US Environmental NGOs and the Cree: An Unnatural Alliance for the Preservation of Nature?
Author(s)
Roue, Marie
Abstract
This article will attempt to understand the complex relations between indigenous peoples and environmental NGOs in the context of conflict caused by a hydroelectric development mega-project in James Bay in subarctic Quebec. There is an ambiguity in the mediator and spokesperson role that NGOs take on in defending the cause of indigenous peoples, in so far as they oscillate between acting as mere middlemen, as brokers, and as patrons. Even beyond the tangle of multiple and conflicting interests, however, environmentalists are torn between their own conceptions of nature and those of the people they defend.
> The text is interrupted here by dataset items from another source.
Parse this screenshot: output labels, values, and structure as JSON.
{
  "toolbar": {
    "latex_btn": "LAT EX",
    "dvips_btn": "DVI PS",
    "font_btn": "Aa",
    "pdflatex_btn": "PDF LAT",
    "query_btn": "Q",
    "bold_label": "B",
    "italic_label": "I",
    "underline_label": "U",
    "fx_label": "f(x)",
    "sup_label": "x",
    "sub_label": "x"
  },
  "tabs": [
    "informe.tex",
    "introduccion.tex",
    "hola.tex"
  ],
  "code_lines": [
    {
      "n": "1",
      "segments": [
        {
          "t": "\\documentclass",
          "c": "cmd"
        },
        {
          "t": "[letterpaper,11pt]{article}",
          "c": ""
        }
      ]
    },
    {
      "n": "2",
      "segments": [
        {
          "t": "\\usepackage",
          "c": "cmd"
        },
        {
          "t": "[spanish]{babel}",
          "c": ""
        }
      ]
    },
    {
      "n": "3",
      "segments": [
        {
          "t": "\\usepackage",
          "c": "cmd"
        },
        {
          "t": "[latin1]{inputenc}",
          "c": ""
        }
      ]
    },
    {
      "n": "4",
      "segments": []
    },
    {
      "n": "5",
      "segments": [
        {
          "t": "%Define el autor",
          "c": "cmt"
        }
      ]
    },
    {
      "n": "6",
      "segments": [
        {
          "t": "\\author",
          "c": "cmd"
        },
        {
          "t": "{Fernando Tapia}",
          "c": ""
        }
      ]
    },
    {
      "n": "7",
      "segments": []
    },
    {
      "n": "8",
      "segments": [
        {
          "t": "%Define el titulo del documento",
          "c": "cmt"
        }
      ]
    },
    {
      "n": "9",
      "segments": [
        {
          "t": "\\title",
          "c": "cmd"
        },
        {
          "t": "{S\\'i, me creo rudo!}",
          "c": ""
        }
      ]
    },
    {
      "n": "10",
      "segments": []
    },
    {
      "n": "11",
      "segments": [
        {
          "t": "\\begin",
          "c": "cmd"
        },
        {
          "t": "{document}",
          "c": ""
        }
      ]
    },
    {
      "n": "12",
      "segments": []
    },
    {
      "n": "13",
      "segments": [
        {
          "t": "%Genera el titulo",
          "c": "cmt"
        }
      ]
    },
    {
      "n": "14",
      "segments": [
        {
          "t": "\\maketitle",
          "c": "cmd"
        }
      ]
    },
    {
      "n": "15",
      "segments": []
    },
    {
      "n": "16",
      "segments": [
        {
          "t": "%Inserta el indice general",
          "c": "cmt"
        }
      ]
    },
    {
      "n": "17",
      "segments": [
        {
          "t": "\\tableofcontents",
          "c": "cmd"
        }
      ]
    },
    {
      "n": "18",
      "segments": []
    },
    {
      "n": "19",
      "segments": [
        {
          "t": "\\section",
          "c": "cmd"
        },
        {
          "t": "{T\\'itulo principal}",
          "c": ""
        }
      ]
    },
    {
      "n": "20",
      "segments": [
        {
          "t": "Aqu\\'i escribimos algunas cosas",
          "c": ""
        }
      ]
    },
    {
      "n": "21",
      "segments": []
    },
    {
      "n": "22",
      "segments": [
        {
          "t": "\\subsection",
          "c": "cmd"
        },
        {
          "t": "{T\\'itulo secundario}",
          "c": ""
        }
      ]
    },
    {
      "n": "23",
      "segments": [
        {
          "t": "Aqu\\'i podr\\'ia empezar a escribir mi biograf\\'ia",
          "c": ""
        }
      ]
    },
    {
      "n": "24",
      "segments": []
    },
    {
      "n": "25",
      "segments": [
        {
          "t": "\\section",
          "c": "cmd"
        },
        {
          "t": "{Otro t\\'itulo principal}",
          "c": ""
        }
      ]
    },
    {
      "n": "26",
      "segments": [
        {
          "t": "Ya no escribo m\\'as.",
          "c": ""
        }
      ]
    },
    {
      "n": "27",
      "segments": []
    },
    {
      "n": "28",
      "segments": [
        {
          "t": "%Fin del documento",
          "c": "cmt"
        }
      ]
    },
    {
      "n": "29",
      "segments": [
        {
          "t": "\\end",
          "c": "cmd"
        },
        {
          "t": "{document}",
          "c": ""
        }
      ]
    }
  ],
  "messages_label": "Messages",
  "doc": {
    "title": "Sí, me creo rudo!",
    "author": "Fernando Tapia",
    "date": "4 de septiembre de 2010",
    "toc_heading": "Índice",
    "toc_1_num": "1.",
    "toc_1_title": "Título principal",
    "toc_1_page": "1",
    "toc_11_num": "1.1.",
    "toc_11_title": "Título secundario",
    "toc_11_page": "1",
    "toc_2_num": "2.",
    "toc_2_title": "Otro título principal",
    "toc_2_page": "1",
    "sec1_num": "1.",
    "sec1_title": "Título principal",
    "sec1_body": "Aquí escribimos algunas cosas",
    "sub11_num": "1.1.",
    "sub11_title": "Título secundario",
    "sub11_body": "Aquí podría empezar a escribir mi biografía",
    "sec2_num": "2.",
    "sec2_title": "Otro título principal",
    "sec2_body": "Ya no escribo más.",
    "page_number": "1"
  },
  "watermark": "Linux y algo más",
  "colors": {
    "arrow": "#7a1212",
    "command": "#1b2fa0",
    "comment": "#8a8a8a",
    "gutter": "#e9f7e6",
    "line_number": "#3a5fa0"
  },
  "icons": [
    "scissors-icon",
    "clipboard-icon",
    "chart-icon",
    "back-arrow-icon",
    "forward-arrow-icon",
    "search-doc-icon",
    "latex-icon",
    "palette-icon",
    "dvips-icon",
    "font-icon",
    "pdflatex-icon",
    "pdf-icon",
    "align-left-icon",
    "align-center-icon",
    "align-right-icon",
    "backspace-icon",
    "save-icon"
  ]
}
Environmentalists are heirs to the notion, characteristic of the pioneers who discovered America through the prism of the Bible: a wild and threatening “wilderness”, to this, they have now added the objective of protecting nature against threats posed by humans. In both conceptions, which have successively haunted Western imaginations, nature offers to humans, when lost in its vastness and far from their fellows, a direct relation alongside God. How then might it be possible to work with the Cree, and indigenous peoples generally, to protect a nature that they do not regard as separate from humankind, but of which they are an integral part? How long will it remain possible to do without an analysis of the concept of nature conservation which, in the context of shared environmental causes, establishes our relation to others even as we exclude them?